Se o Bonde da Osklen reforça a visibilidade da marca, e serve de estímulo aos funkeiros para consumi-la, ao mesmo tempo, como destaca a antropóloga, o antigo consumidor da Osklen da zona sul pode sentir ameaçado se for confundido com o novo público consumidor, o funkeiro. Da mesma forma ocorreu com a Lacoste na França, que virou a marca favorita dos rappers franceses. Ela conta que, no início, a empresa ficou incomodada, com medo de perder seus consumidores tradicionais da elite. A solução encontrada pela Lacoste, explica, foi segmentar a marca e desenvolver versões mais populares. Para ela, nos dois casos, “a escolha pelas marcas serviu como 'ponte' aos rappers e funkeiros para transpor a 'cerca' que os impedia de desfrutar do prestígio associado ao seu uso”.

Escolha, liberdade e política

O consumidor entra no supermercado para comprar iogurte e as muitas prateleiras lotadas trazem várias opções: natural, de frutas, com polpa, líquido, com fibras, petit suisse. O consumidor, a princípio, acha a experiência maravilhosa e imagina que ali, diante de inúmeras possibilidades encontrará o iogurte ideal para ele, que seja exatamente aquilo que ele estava procurando. Então depois de olhar, analisar, ele toma sua decisão. Mas, estará o consumidor feliz? Para o psicólogo Barry Schwartz, que escreveu O paradoxo da escolha (The paradox of choice: why more is less, Harper Collins Publishers Inc., 2004), a resposta é não.

Ao contrário do que as pessoas imaginam ser bom para elas, defende Barry Schwartz, a enorme variedade de opções as deixa insatisfeitas e, muitas vezes, paralisadas, com dificuldade de escolher. Isso porque, com tantas opções, elas querem "maximizar" suas escolhas, de modo a optar sempre pelo melhor, pelo mais adequado, ou pelo melhor preço. Quando, finalmente, tomam uma decisão, acabam se convencendo de que, se tivessem levado mais tempo poderiam ter encontrado um produto ainda mais adequado. Daí vem a frustração, aponta Schwartz. Para ele, quanto menos opções, mais modestas são as expectativas. Sua sugestão é procurar pelo "bom o suficiente", e não pelo "melhor". Já a antropóloga Débora Leitão discorda de que, efetivamente, o consumidor disponha de uma ampla gama de opções: "Se por um lado temos a sensação de termos uma enorme possibilidade de escolhas, essa possibilidade é um pouco falsa", defende. "Existe uma gama de possibilidades que é oferecida pelo mercado, mas que não é imensa.
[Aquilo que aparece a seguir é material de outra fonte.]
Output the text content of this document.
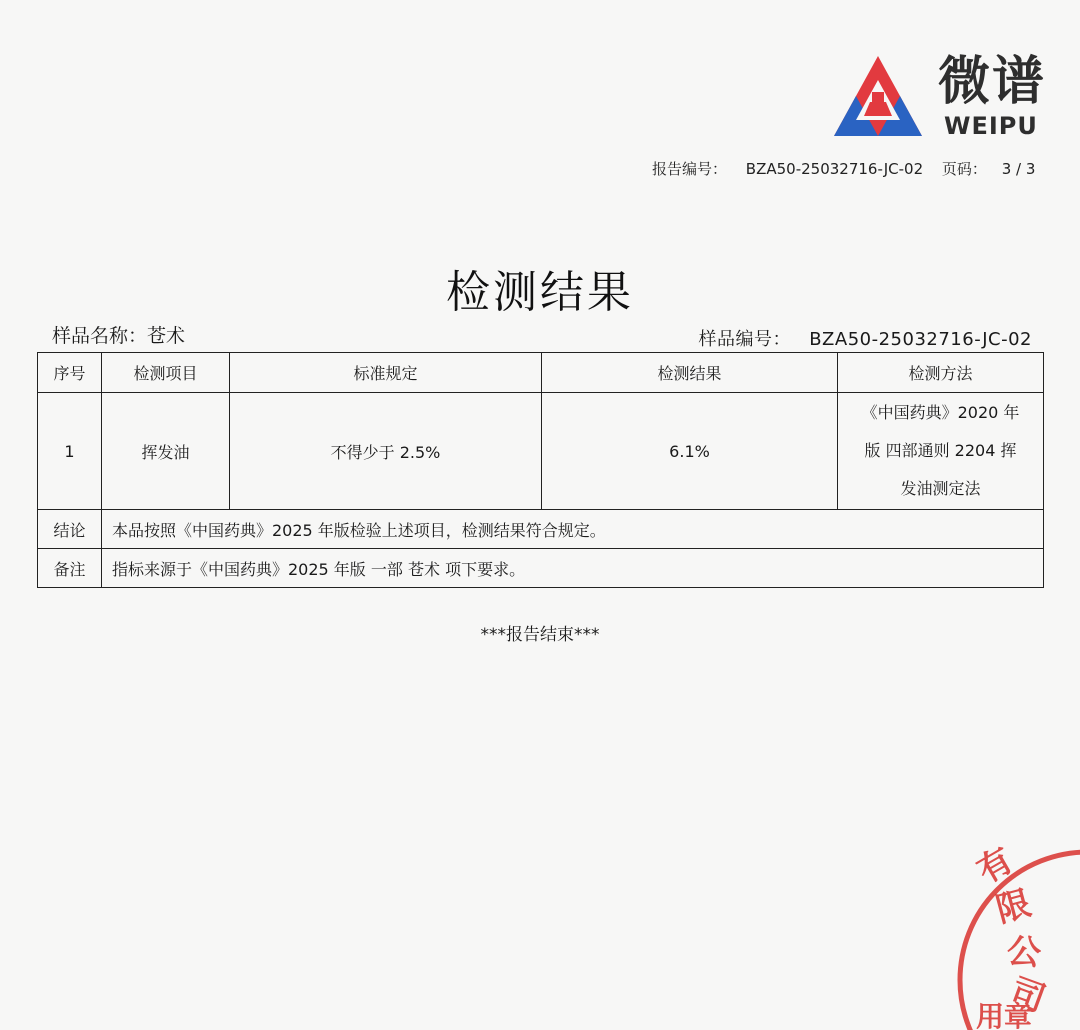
微谱
WEIPU
报告编号： BZA50-25032716-JC-02 页码： 3 / 3
检测结果
样品名称：苍术	样品编号： BZA50-25032716-JC-02
序号	检测项目	标准规定	检测结果	检测方法
1	挥发油	不得少于 2.5%	6.1%	《中国药典》2020 年
版 四部通则 2204 挥
发油测定法

结论	本品按照《中国药典》2025 年版检验上述项目，检测结果符合规定。			
备注	指标来源于《中国药典》2025 年版 一部 苍术 项下要求。			
***报告结束***
有
限
公
司
用章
A escolha existe, mas ela é dada dentro de um leque que já foi feito, de uma escolha anterior que já foi feita".

Se as marcas tornaram-se aposta do mercado mundial nas sociedades contemporâneas, também se tornaram alvo privilegiado dos movimentos anti-corporação. Resistir às marcas e propagandas, subverter suas lógicas, aparece como modo de resistir à globalização, ao poder da marca e do mercado.